The Los Angeles Times account also includes a searchable database and a location map. In the Search box beneath the lower left hand corner of the LA Times map, you can type in a city or a state, and all the entries for the requested location will be displayed beneath. KTVX Channel 4 identified three people who were LDS members at the time they offended; Eric Hacking from Orem, Leroy Harvey Richins from Provo, and Gerald Burgie of Ogden, and in a separate story, reported that Burgie is currently in a Texas prison serving a sentence for child porn. I also discovered a fourth offender who was a Mormon; Kenneth Rarick, who was in Fairbanks, AK in 1982. In response to a KTVX query, LDS Church spokesman Scott Trotter said, "....the Church has zero tolerance for abuse of any kind and is extremely proactive in its efforts to prevent it and help victims when it does occur."

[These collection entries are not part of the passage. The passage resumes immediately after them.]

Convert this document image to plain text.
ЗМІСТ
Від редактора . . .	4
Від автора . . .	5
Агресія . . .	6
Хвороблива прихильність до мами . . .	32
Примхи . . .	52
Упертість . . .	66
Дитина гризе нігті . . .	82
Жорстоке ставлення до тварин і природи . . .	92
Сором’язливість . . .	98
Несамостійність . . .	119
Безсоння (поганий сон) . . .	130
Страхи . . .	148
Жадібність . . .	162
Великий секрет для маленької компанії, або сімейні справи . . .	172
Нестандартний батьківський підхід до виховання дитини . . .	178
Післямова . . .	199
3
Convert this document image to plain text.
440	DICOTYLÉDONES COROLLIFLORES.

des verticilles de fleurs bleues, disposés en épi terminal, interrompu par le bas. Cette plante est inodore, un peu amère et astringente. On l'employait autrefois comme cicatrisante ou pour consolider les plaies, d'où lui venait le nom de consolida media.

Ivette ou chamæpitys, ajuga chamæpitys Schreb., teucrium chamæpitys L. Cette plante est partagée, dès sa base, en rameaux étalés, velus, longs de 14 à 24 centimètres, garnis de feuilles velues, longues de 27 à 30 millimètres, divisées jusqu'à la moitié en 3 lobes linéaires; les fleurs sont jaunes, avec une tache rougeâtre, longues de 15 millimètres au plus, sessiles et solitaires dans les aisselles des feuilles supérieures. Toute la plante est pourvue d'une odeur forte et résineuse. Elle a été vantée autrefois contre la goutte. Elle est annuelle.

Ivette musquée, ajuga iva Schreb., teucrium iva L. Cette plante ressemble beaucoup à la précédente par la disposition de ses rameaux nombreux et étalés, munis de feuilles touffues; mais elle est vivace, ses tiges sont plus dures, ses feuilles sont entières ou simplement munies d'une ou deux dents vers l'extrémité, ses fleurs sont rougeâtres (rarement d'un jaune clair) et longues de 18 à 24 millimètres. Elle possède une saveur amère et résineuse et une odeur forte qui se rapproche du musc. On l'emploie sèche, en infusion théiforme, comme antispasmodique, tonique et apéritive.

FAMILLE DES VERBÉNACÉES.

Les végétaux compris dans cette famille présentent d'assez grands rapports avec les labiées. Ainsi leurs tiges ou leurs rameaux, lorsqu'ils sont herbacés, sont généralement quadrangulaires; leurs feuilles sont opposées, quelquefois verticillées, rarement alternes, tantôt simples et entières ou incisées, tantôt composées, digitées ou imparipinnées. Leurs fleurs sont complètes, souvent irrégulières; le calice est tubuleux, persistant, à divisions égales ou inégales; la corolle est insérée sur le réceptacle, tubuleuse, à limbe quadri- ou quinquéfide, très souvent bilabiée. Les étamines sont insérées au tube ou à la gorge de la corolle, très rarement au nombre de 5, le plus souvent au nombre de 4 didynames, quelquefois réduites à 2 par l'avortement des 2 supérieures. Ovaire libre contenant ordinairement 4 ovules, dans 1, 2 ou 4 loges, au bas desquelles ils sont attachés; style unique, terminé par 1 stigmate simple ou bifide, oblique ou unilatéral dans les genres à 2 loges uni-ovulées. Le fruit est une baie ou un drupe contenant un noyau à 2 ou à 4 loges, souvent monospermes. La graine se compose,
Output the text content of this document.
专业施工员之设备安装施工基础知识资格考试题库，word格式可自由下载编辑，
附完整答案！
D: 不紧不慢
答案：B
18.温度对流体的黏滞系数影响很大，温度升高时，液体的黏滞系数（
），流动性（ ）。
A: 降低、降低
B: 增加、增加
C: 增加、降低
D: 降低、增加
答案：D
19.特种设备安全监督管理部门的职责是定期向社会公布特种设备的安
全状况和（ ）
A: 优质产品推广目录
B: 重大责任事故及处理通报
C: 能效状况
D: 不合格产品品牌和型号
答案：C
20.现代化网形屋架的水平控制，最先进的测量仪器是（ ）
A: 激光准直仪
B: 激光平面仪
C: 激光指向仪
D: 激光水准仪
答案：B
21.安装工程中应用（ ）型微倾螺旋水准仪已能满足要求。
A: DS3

It is because the Church of Jesus Christ of Latter-day Saints uses Scouting as the primary youth program for boys that attention has been directed toward the Church as well. So LDS blogger Joanna Brooks decided to research the issue to find out if LDS Boy Scout troops had been more or less susceptible to sexual abuse than other troops. And on October 19th, 2012, she published her findings in Religion Dispatches:

Today, a whopping 34 percent of Boy Scout troops nationwide are co-sponsored by the Church of Jesus Christ of Latter-day Saints. But sources who have scrutinized the BSA’s so-called “perversion files” report that fewer than 2 percent of the cases documented therein are connected with Mormons. It is believed that LDS Church may have handled child abuse cases internally rather than reporting them to BSA officials.

Of course, it is also possible that some cases were never reported at all, but merely swept under the rug. Sexual abuse of youth did not receive the public scrutiny 10-20-30 years ago that it gets today. In 1995, the Mormon Alliance published its own findings, which are available through this portal. Nevertheless, Brooks' analysis still shows that LDS Boy Scout troops had disproportionately fewer incidences of sexual abuse than other troops. And while Brooks is a faithful member of the Church, she hardly has a reputation for being a shill or apologist, so her conclusions can be trusted.

LDS Scoutmasters have a greater incentive than most to control their behavior. In addition to facing criminal justice, LDS Scoutmasters who sexually abuse their charges also face Church discipline -- which in this case, most often means excommunication. Then, after they return, their records are annotated for the rest of their lives, so that they are not placed in positions of unsupervised contact with youths.